La penna di Emilio Salgari per raccontare e raccontarsi. Il monellaccio per eccellenza, Gian Burrasca, sognava l’“aiutino”, perché va bene l’idea, vanno bene i fatti, ma poi l’arte dello Storytelling è tutta un’altra cosa. Anche quando non si chiamava così.

“La scelta”, diretto dall’ex commissario Corrado Cattani, è un film e come tale va giudicato. Errore di sostanza sarebbe issarlo sulle spalle di una storia vera o verosimile che ha per protagonista una donna che subisce violenza. Altrettanto grave sarebbe introdurre attributi pirandelliani (il film è liberamente tratto da “L’Innesto” di Luigi Pirandello). Sono andato al cinema non in ospedale, a teatro, o a far visita a una coppia di amici. E il cinema è arma potente e bla bla bla. Per dirne qualcuna, conosciamo la storia americana grazie all’epopea western. Franco Cardini scriveva che non odiamo abbastanza Stalin perché di film su di lui ce ne sono pochi. Nei Cinquanta l’Italia degli arricchiti la raccontano le commedie, mica lavoratori e intellettuali.

Non mi piace il modo di fare cinema di Michele Placido. Ha parecchi limiti tecnici. Troppe pause riempiete con robetta da nulla.
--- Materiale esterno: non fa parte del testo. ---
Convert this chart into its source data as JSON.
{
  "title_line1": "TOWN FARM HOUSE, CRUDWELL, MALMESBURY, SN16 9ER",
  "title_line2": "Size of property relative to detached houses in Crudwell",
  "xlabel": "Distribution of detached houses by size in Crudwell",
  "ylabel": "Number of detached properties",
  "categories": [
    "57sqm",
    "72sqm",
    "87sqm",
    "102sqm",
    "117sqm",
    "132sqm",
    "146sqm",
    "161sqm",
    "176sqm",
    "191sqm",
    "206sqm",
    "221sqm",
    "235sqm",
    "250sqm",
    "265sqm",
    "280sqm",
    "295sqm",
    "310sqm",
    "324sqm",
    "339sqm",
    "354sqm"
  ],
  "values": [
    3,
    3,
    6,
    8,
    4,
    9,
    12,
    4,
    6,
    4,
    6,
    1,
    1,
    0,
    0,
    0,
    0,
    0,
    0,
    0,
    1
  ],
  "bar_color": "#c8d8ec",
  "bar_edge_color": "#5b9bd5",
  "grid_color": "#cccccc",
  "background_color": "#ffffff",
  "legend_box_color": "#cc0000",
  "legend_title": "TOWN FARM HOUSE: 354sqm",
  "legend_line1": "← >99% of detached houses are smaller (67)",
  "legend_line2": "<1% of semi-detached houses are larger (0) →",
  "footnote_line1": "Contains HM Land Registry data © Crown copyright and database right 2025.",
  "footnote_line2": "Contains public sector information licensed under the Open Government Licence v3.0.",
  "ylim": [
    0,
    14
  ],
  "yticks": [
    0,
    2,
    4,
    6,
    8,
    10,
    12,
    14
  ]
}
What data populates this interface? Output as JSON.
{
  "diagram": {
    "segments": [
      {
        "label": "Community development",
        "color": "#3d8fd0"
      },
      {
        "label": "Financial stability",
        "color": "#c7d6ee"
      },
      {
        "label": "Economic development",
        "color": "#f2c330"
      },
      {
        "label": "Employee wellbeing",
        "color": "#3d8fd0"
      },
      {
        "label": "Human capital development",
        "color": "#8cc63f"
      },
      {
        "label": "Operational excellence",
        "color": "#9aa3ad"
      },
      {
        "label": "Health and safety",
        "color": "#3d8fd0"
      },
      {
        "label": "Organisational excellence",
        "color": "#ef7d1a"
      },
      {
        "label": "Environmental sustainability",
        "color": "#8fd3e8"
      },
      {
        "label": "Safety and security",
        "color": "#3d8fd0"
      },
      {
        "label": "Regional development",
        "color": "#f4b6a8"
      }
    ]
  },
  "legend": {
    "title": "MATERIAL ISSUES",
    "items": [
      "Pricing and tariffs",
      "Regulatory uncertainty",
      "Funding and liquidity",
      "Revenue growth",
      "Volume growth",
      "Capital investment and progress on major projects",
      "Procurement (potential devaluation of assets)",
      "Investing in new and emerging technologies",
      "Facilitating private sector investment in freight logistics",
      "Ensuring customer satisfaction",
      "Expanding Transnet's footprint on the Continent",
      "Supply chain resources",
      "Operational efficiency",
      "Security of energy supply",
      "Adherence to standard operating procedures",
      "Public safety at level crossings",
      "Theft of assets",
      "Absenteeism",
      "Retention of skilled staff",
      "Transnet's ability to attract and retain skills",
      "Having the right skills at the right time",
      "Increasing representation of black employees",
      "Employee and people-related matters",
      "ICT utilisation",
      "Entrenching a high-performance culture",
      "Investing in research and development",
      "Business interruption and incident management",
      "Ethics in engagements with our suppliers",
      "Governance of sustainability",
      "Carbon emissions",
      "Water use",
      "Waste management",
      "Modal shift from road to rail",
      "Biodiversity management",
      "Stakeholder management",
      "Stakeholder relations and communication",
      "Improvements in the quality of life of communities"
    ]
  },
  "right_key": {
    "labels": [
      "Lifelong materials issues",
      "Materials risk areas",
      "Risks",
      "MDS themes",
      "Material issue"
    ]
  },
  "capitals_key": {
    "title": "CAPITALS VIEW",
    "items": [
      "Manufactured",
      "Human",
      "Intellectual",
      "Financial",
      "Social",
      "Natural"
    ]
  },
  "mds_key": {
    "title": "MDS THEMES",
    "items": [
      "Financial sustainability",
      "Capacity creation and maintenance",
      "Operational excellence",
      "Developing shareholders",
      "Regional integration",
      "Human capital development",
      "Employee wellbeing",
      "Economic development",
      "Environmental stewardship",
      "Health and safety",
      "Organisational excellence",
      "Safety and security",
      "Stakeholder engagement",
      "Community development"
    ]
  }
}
Effettacci che significano poco: rallenty o insipide accelerazioni. Per qualcuno è stile, per me mancanza di talento. Racconta la tua storia e lascia perdere il resto. Concentrati sui dialoghi e risparmiaci i primi piani obbligati di Ambra Angiolini o dell’inespressivo Raoul Bova. La poesia la fai, non la cerchi per novanta minuti.

La storia, triste, è quella di una coppia che cerca di avere un figlio. Lei subisce violenza, poi scopre di essere incinta: a questo punto che si fa? Placido fa in modo che il suo punto di vista, un po’ ruffianotto, coincida con quello della donna – cioè di Ambra – decisa ad avere un figlio. Costi quel che costi. Nevroticamente a difesa della libertà di essere mamma. Il mio di punto di vista non è conservatore – me ne fotto dei conservatori – ma se hai famiglia due paroline da un marito pervaso da mille dubbi sarebbe bene ascoltarle. Anche se si tratterà di inevitabili sciocchezze.

Film per femmine più che femminista. Un bambino deve avere mamma e papà, dicono Dolce e Gabbana – non sono d’accordo per quello che conta – su quali siano però abbiamo perso le coordinate. Non mi lamento. A Bova, Placido destina la parte del “poveraccio”, non ce ne voglia, resta pur sempre il migliore dei non-attori dell’ultima generazione di non-attori italiani, le cui speranze per il futuro, i cui progetti – secondo certa ideologia a sognare sono solo le donne – vengono presi a borsettate dai conflitti di una protagonista per contratto. Non so se Placido ha capito di aver confezionato un film violentissimo. La violenza la patisce anche Giorgio, il marito, al quale come uomo non è data possibilità alcuna se non quella della carezza finale. Ovviamente, nulla è paragonabile allo shock subito dalla protagonista e Placido lo sa bene.

Se l’ex Corrado Cattani fosse un buon regista, paragonerei il film a un’opera di Puccini. L’impotenza del marito è per certi versi la continuazione della debolezza ontologia della donna d’inizio Novecento. Che lo dico a fare? Parte già battuto. Ecco: se c’era bisogno di un film per farci capire che all’interno della coppia (parliamo sempre di coppia!), il peso seppur simbolico dell’elemento maschile è ridotto a zero, questo è un capolavoro. Ma non ce n’era affatto bisogno. Ovviamente, Placido ha scelto simultaneamente la forma peggiore e più facile per raccontare quel che voleva raccontare.